Probier mal einen anderen Treiber für die Grafikkarte - ich hatte ein ähnliches Problem (vor längerer Zeit) auch mal mit dem closed-source-Mist von NVIDIA.

----------

## sicus

mir ist grad vorher (ja, es isrt schon wieder passiert) was anderes aufgefallen. hab ne TV karte drin, lade das CX88_DVB modul dafür.

1. Boot (wo wieder abgeschmiert ist): cx88_dvb lädt normal

2. Boot (der ja wieder läuft): cx88_dvb hat einen fehler beim laden gemeldet (no such device oder sowas).

könnts sein daß meine tv karte nen schuss hat? (ich verwende sie momentan eh nicht). hab den cx88 mal ausm modules.autoload entfernt und schaue was passiert. hilfts nix baue ich die karte mal ganz aus.

----------

## boris64

Hm, kannst du nicht mal ein paar Logs posten (z.B. auf pastebin.com)?

Eventuell sehen ein paar andere Augen etwas Interessantes,

was du übersehen haben könntest. Alles andere ist doch nur wildes Herumgerate.

Hast du eigentlich noch einen 2.*nix-Rechner?
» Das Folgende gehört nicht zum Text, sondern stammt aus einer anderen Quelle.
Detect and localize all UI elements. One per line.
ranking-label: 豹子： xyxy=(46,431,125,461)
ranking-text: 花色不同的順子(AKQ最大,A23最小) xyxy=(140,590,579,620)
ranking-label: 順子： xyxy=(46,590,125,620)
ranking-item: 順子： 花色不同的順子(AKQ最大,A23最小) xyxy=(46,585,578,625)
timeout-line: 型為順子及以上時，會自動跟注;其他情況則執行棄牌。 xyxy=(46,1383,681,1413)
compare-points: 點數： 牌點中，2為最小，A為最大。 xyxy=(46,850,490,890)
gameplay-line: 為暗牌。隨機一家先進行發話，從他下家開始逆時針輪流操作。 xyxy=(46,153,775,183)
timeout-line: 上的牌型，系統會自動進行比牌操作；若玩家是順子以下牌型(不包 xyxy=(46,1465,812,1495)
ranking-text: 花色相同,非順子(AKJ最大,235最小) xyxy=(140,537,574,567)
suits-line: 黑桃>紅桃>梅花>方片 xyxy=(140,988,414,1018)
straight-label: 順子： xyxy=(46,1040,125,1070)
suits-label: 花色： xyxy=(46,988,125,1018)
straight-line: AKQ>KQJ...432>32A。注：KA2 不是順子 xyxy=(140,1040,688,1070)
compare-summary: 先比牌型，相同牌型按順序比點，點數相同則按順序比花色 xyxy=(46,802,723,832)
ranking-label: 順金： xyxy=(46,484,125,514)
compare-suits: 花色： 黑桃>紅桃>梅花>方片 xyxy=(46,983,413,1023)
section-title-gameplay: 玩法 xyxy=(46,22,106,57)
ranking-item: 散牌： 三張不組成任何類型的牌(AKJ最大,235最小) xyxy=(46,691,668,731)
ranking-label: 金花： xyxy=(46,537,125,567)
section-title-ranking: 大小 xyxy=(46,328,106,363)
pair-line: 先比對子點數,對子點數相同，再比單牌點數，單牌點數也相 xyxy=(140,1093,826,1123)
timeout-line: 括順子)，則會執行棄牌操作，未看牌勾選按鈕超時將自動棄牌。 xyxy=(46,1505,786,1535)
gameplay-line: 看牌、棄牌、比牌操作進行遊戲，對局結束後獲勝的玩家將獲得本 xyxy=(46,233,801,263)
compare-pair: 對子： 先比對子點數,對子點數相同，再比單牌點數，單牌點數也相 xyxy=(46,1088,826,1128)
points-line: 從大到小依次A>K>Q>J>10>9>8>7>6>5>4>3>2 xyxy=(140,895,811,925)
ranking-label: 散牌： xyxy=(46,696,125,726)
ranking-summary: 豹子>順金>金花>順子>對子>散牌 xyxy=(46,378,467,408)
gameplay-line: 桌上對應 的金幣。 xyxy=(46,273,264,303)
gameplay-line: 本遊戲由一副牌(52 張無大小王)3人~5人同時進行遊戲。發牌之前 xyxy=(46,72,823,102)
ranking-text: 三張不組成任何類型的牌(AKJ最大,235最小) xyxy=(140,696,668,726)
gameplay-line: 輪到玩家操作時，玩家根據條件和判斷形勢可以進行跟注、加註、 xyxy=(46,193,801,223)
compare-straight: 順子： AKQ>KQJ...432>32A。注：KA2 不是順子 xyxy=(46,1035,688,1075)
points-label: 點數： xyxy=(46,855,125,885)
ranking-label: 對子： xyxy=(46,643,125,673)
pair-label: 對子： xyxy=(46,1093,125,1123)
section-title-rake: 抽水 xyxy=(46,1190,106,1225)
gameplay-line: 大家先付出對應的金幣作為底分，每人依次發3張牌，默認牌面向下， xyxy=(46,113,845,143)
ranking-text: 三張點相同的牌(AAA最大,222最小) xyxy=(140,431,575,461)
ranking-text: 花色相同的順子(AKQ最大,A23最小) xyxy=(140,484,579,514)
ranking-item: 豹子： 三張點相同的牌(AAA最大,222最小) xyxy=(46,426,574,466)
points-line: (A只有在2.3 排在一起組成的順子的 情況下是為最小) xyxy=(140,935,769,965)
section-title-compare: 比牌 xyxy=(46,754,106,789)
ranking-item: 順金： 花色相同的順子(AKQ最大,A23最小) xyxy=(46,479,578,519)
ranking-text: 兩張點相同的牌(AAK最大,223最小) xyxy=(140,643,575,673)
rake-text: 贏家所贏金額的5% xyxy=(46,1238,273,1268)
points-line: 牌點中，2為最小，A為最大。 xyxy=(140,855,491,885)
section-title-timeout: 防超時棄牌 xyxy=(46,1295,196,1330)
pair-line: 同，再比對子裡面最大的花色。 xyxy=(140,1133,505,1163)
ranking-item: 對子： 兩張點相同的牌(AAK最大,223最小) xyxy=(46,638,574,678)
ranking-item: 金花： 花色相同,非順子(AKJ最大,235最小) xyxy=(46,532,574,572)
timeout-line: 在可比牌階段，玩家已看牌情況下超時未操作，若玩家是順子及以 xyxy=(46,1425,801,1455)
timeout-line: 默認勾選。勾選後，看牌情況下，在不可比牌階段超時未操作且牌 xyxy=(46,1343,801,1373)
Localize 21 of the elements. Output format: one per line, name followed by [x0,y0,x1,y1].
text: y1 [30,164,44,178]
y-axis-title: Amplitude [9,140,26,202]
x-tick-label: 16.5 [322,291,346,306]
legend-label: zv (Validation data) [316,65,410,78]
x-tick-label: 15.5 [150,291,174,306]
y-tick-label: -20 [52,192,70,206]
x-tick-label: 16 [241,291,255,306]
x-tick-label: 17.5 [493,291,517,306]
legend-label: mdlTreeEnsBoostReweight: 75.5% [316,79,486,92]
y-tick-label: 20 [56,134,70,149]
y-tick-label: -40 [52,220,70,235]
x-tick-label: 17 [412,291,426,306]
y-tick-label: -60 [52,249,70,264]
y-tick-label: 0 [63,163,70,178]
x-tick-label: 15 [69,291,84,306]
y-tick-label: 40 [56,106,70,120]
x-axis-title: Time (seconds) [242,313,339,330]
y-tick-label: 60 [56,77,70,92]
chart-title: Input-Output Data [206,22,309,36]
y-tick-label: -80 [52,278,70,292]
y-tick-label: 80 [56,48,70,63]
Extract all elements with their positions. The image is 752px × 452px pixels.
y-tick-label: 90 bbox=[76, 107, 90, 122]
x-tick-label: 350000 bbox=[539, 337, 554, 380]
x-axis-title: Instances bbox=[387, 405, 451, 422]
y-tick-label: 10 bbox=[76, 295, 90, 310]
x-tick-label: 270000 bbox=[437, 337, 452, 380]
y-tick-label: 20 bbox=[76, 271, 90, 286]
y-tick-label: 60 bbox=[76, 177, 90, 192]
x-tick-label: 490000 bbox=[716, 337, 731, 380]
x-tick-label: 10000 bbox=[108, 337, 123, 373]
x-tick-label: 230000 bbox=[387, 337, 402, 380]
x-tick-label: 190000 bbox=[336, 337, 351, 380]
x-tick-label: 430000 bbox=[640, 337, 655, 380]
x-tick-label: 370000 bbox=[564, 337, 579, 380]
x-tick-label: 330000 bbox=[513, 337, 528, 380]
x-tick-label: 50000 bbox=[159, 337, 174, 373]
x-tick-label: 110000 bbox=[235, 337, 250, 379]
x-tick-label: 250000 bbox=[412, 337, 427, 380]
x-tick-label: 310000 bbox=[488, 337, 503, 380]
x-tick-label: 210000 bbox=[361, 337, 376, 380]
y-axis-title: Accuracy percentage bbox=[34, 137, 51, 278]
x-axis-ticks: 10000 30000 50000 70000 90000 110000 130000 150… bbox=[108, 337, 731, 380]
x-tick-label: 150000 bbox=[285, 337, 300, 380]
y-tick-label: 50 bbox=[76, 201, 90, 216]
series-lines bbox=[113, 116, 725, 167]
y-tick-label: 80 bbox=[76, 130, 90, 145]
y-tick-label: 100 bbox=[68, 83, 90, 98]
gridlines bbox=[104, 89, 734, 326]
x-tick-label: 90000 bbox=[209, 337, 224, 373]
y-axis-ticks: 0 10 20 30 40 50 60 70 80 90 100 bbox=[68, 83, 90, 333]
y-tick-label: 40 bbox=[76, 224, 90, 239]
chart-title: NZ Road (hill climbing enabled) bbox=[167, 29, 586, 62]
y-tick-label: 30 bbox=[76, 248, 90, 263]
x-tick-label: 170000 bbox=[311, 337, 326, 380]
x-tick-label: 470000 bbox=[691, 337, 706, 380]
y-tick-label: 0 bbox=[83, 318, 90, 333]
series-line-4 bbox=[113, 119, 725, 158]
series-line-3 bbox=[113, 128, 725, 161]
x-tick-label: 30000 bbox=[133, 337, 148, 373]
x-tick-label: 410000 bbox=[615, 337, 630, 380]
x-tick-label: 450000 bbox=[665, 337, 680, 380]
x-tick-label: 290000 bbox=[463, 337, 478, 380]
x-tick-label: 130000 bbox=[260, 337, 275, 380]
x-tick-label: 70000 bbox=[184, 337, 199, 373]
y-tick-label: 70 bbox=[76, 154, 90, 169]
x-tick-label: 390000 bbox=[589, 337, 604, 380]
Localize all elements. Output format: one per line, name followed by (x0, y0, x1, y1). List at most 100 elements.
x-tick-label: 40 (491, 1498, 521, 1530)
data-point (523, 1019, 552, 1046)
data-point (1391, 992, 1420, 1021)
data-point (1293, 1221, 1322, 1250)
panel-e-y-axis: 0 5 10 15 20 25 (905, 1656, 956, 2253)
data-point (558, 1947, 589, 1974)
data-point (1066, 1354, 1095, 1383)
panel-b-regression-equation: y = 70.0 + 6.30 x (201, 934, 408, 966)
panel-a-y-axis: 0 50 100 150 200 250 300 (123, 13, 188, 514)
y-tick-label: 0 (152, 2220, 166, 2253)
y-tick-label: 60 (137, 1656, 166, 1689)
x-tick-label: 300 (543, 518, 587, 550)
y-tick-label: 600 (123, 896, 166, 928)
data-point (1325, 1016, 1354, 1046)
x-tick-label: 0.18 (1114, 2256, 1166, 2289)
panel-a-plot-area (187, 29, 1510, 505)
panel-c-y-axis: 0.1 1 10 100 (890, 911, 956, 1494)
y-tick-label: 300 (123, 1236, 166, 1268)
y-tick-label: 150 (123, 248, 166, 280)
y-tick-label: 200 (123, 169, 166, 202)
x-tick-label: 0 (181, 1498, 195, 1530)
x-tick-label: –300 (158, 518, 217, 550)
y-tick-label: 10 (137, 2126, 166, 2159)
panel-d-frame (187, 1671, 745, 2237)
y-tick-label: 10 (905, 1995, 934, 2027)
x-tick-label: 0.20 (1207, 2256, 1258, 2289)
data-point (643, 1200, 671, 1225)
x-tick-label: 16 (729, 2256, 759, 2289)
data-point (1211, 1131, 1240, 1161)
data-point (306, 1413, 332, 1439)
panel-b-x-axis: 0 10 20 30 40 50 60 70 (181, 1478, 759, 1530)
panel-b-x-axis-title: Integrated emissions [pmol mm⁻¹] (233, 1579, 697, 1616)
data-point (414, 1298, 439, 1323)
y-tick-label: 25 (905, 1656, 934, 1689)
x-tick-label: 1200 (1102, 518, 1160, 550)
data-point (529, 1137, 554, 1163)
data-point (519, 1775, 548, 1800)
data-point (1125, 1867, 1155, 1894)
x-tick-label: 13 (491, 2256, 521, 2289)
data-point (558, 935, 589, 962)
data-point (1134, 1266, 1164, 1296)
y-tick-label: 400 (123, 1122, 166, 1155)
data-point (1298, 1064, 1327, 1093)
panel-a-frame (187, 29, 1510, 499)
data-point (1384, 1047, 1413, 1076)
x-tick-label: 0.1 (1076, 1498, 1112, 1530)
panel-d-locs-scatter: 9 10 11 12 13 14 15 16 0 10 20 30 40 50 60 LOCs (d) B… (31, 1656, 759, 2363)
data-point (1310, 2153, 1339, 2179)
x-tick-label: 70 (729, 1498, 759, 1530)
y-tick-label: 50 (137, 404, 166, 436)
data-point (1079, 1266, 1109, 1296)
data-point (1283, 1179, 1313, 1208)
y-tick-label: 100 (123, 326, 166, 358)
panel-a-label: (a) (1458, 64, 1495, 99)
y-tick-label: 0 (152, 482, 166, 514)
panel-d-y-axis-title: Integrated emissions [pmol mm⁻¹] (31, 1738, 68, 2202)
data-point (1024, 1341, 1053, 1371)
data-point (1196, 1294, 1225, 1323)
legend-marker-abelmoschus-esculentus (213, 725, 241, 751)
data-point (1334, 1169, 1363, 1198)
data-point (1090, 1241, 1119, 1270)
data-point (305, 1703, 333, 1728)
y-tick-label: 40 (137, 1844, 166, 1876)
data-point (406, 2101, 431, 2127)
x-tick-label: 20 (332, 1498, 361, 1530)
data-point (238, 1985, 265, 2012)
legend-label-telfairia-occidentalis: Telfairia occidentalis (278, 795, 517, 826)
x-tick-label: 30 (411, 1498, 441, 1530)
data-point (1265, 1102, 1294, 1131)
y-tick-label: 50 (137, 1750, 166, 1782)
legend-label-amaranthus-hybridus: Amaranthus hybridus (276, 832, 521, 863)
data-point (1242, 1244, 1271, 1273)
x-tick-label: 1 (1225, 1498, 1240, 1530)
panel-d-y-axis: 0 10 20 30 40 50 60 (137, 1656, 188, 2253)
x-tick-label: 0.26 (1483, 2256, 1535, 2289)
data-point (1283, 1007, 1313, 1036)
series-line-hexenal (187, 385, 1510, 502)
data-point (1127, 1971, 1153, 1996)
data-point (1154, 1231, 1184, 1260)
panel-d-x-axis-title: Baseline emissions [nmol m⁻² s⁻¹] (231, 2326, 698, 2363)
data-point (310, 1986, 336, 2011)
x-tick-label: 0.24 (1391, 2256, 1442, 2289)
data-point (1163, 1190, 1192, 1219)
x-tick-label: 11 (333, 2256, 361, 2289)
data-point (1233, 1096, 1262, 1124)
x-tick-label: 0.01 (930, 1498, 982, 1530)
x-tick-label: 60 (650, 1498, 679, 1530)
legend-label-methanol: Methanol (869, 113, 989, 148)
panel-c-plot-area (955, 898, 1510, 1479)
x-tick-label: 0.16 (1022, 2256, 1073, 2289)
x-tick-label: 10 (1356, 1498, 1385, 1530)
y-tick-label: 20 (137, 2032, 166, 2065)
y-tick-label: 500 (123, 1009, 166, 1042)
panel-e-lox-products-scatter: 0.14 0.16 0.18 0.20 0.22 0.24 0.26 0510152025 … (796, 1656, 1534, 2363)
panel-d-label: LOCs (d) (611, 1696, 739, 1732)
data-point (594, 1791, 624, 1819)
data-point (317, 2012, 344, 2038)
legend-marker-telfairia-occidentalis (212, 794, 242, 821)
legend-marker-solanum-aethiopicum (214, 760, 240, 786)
Wenn ja, eventuell

lohnt sich ja mal eine Art Log-Kontrolle via Netconsole(...).

----------

## sicus

ja, hab noch ein netbook mit ubuntu, aber ich glaub ich habs gelöst. nach dem entfernen des DVB treibers kam kein absturz mehr. da die abstürze exakt zur selben zeit einsetzten wie meine neue graka hab ich die schuld auf diese geschoben, vielleicht ist sie es ja auch, vielleicht beißt die sich mit der TV karte und schießt diese ab oder verursacht was böses im kernel modul. jetzt läufts jedenfalls. werds die nächsten tage mal im auge behalten, aber ich setz den thread mal auf solved

----------